Par ailleurs, à la fin du XXème siècle, le capitalisme a évolué vers une
dématérialisation de la monnaie. La carte de crédit à débit différé est une forme de
crédit qui ne repose plus sur une manipulation concrète de la monnaie. Le paiement
en ligne, par Internet fait disparaître pièces et billets. La transaction économique
devient « virtuelle ». On parle aujourd’hui de « capitalisme financier », c’est à dire
que la création de richesse n’est pas seulement le résultat de la production concrète
de biens et de services. Les placements en bourse, par exemple, sont des espaces
virtuels : la monnaie s’y loue, s’y échange contre des titres négociables appelés
actifs financiers ou actions, dont les cours varient selon les circonstances du
« marché ». L’économie réelle passe parfois au second plan au profit d’une
économie virtuelle qui n’est pas sans risque, comme le montrent les sommes
perdues par certains traders…
En conclusion, nous pouvons dire que le mot « crédit » est révélateur de
l’évolution du système économique de la planète. Le fait de prêter contre intérêt
relève de conventions sociales qui ont changé au cours des siècles. Cette pratique a
été interdite en France pendant un millénaire car elle n’était pas indispensable au
développement économique, dans un système où la monnaie ne jouait qu’un rôle
secondaire. C’est la naissance du capitalisme occidental au XIVème siècle et son
essor dans la deuxième moitié du XIXème siècle qui a favorisé le crédit.
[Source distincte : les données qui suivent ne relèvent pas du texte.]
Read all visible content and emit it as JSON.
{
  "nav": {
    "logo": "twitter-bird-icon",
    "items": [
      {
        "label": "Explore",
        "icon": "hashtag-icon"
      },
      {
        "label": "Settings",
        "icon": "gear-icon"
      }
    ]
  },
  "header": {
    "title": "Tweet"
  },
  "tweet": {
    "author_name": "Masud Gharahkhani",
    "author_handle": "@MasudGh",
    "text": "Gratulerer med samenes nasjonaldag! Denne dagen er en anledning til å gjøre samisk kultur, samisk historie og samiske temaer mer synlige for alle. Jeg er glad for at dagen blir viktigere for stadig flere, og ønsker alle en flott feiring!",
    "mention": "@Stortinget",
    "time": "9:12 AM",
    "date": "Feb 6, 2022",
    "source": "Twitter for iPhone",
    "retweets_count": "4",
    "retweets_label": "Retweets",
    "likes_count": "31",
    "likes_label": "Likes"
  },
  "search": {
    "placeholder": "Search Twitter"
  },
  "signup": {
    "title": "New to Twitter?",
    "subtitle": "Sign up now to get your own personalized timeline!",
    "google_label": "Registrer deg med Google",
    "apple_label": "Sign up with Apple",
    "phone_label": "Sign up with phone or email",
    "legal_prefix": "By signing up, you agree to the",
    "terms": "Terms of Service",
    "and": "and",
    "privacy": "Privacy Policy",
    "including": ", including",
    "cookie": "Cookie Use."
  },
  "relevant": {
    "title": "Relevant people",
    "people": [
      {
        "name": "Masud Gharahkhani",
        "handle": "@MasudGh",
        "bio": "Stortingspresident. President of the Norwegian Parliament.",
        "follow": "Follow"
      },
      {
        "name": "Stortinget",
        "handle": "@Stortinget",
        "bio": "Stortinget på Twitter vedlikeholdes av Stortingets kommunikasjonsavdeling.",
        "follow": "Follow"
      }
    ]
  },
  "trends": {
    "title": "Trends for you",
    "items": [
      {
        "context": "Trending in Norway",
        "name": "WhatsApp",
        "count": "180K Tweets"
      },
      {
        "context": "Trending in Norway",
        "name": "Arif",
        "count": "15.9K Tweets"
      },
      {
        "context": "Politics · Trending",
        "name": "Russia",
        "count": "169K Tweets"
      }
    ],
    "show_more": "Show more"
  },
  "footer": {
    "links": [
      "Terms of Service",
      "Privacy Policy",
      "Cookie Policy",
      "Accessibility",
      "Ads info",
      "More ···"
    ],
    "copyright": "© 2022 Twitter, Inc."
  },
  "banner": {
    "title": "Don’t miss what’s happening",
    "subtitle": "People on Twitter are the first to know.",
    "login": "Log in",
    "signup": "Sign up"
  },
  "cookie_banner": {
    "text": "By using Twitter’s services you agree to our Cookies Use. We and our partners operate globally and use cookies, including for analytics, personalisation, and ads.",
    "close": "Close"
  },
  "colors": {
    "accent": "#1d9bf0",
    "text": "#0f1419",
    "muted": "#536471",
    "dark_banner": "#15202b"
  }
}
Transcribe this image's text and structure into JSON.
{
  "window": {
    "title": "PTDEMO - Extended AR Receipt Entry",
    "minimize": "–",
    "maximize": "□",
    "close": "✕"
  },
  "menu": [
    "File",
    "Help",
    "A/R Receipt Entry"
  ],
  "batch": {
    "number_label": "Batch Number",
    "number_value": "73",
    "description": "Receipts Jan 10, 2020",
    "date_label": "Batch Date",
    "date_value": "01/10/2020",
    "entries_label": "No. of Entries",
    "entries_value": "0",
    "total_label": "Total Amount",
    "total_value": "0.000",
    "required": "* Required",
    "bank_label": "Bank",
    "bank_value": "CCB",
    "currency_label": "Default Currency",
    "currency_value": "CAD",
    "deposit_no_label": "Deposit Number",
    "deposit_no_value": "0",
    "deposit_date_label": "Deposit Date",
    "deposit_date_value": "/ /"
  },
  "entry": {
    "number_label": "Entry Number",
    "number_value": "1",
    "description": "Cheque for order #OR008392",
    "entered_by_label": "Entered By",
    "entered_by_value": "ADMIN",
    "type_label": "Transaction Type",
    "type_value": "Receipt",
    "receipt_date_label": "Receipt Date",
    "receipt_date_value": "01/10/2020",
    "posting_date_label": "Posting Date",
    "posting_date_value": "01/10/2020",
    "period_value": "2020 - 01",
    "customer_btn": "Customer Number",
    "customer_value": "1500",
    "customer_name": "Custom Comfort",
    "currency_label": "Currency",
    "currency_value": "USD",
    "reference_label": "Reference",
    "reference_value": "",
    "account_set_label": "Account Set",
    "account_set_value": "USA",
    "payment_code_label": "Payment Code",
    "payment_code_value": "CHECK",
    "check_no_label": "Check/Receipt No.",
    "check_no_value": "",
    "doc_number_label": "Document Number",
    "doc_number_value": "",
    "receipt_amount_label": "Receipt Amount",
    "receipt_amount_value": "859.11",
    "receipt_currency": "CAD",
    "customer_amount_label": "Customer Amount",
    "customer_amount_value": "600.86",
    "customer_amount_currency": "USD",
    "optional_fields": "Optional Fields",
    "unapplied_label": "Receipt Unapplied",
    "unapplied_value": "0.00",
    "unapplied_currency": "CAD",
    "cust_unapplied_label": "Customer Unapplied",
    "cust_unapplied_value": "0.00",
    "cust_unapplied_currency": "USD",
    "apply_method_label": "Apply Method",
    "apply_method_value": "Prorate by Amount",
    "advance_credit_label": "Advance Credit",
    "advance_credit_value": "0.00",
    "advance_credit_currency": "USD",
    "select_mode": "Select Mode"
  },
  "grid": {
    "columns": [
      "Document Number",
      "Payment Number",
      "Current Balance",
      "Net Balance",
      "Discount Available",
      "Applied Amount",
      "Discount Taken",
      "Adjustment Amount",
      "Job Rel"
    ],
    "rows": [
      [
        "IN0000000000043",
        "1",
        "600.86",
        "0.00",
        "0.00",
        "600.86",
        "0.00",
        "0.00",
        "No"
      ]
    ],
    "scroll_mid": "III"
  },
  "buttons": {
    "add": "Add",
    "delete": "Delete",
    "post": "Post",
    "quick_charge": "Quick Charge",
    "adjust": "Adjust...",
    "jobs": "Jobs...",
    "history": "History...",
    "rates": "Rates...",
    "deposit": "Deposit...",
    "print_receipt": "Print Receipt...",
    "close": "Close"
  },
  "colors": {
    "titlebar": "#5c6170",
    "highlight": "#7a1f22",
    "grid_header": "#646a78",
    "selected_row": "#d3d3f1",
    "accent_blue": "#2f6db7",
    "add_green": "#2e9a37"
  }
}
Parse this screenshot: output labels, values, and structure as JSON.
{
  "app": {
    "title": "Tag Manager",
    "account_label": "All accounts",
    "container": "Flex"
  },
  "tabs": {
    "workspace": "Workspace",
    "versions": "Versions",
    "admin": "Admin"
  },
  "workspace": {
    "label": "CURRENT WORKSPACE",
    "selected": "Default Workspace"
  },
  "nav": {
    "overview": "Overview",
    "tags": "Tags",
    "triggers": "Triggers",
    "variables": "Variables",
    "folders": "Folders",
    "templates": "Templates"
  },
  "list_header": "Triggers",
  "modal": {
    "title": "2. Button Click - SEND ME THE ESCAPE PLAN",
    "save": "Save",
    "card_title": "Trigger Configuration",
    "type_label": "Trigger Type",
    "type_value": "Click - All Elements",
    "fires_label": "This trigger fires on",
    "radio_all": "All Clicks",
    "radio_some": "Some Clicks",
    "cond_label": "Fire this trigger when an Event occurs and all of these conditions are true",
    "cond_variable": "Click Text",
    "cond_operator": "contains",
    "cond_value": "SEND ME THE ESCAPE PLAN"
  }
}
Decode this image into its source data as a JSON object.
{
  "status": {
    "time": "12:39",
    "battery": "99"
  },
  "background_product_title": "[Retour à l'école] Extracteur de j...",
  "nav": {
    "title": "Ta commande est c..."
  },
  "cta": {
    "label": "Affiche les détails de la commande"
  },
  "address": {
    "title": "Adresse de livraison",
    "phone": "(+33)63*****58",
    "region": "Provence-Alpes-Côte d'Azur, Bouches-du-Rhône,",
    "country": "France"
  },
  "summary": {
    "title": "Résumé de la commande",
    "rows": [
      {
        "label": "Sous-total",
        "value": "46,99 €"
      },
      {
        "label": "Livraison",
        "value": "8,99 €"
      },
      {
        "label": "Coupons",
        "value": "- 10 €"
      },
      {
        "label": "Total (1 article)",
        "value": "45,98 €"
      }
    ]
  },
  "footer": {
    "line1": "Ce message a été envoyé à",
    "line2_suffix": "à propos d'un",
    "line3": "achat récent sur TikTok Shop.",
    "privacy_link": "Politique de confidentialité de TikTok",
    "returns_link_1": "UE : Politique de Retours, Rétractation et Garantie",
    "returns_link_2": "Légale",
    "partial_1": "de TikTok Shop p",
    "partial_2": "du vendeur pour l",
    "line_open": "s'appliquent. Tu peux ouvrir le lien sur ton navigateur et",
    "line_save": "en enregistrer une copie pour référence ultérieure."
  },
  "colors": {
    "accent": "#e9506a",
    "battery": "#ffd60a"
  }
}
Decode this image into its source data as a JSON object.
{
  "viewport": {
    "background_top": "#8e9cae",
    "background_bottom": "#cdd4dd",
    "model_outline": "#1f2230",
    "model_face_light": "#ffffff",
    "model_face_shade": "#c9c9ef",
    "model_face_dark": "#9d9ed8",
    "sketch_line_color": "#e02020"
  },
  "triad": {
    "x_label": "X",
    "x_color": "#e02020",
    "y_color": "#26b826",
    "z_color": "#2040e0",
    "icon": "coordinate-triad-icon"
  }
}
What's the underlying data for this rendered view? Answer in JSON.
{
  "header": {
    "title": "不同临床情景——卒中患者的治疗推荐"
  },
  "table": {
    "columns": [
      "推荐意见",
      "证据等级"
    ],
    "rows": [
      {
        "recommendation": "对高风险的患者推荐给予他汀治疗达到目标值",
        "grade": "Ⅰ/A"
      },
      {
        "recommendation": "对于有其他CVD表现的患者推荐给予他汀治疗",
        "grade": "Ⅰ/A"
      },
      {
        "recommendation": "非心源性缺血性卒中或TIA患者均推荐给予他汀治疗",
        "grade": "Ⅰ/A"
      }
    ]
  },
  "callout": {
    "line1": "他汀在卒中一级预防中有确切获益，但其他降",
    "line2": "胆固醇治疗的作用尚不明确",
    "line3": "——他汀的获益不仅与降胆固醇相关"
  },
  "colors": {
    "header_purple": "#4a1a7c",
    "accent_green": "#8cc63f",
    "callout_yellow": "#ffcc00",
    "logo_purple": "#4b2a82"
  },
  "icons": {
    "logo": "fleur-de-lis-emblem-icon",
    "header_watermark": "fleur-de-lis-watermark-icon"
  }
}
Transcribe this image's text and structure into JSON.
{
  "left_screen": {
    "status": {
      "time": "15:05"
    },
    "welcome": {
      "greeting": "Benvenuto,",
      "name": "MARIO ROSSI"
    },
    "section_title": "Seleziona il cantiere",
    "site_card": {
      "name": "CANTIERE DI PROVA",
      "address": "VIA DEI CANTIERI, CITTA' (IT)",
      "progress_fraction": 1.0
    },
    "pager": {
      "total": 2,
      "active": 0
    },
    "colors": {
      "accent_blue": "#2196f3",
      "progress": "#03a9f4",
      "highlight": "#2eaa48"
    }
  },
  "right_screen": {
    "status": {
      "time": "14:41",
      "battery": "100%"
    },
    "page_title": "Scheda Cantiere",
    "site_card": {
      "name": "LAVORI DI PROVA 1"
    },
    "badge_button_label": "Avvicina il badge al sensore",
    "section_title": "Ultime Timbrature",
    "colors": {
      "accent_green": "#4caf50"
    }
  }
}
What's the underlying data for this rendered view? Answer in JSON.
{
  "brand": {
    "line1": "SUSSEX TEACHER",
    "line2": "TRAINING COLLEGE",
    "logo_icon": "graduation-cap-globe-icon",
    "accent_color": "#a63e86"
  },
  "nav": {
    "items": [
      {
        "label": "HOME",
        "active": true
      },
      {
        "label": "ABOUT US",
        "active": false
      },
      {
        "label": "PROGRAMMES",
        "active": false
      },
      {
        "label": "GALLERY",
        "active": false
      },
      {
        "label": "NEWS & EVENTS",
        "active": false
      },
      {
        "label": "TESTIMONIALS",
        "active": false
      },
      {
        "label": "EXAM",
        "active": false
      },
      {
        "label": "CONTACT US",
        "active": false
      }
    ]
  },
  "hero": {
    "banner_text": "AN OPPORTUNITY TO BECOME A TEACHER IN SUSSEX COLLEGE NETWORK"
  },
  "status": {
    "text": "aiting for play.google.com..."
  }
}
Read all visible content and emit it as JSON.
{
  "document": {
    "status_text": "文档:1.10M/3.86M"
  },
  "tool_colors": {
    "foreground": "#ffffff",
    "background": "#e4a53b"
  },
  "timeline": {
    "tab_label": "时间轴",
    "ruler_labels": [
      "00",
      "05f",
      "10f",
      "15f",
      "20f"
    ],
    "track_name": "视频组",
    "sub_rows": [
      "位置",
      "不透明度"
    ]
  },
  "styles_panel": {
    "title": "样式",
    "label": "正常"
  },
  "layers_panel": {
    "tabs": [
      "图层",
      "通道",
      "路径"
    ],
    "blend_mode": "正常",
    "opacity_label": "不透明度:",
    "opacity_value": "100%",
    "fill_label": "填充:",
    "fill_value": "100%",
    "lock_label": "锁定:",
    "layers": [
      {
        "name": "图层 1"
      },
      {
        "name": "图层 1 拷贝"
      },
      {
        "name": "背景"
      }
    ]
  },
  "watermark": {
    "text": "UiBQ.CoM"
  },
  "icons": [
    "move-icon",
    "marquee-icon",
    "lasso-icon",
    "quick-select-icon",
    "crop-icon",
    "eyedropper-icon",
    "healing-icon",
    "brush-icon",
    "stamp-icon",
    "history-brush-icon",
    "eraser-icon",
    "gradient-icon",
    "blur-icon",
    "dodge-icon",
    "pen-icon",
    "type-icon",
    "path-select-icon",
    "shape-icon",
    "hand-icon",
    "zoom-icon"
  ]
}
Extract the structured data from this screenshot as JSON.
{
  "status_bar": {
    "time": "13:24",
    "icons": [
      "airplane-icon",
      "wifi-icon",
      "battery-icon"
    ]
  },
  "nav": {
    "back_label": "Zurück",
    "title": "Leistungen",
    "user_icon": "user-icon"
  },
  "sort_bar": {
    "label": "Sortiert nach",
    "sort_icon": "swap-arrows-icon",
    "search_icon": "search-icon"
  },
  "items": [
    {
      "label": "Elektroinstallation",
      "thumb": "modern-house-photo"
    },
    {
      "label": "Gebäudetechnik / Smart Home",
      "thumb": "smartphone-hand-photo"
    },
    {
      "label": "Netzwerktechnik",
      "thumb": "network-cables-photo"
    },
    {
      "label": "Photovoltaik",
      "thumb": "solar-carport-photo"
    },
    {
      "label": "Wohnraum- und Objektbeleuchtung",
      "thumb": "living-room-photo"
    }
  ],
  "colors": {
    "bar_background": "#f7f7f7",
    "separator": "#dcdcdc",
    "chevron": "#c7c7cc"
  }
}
Puis, la
production de richesses s’est peu à peu dissociée du travail pour aboutir, à la fin du
XXème siècle, dans le contexte de la mondialisation de l’économie, à un capitalisme
financier en partie virtuel.
Le crédit joue donc un rôle utile lorsqu’il permet la création de richesses pour
ceux qui en ont besoin . Mais il peut aussi être particulièrement néfaste quand il est
soumis à la cupidité, à l’appât du gain au bénéfice de quelques-uns. De nombreux
dirigeants politiques parlent aujourd’hui de « moraliser le capitalisme ». Cette
expression est intéressante car elle met en relation les deux principaux sens du mot
« crédit » : d’une part, une qualité morale, la confiance, qui suppose honnêteté,
respect d’autrui ; d’autre part, un système économique qui ne peut pas fonctionner
sans contrôle. Tout le débat est de savoir sous quelles formes ce contrôle devra être
instauré…
Pour développer une argumentation pertinente en 3ème, il est
indispensable d’enrichir son vocabulaire, de bien définir ce dont on parle. Pour
cela, la réflexion doit reposer sur de solides connaissances historiques et un
intérêt pour l’actualité.
Vocabulaire et argumentation sont étroitement liés.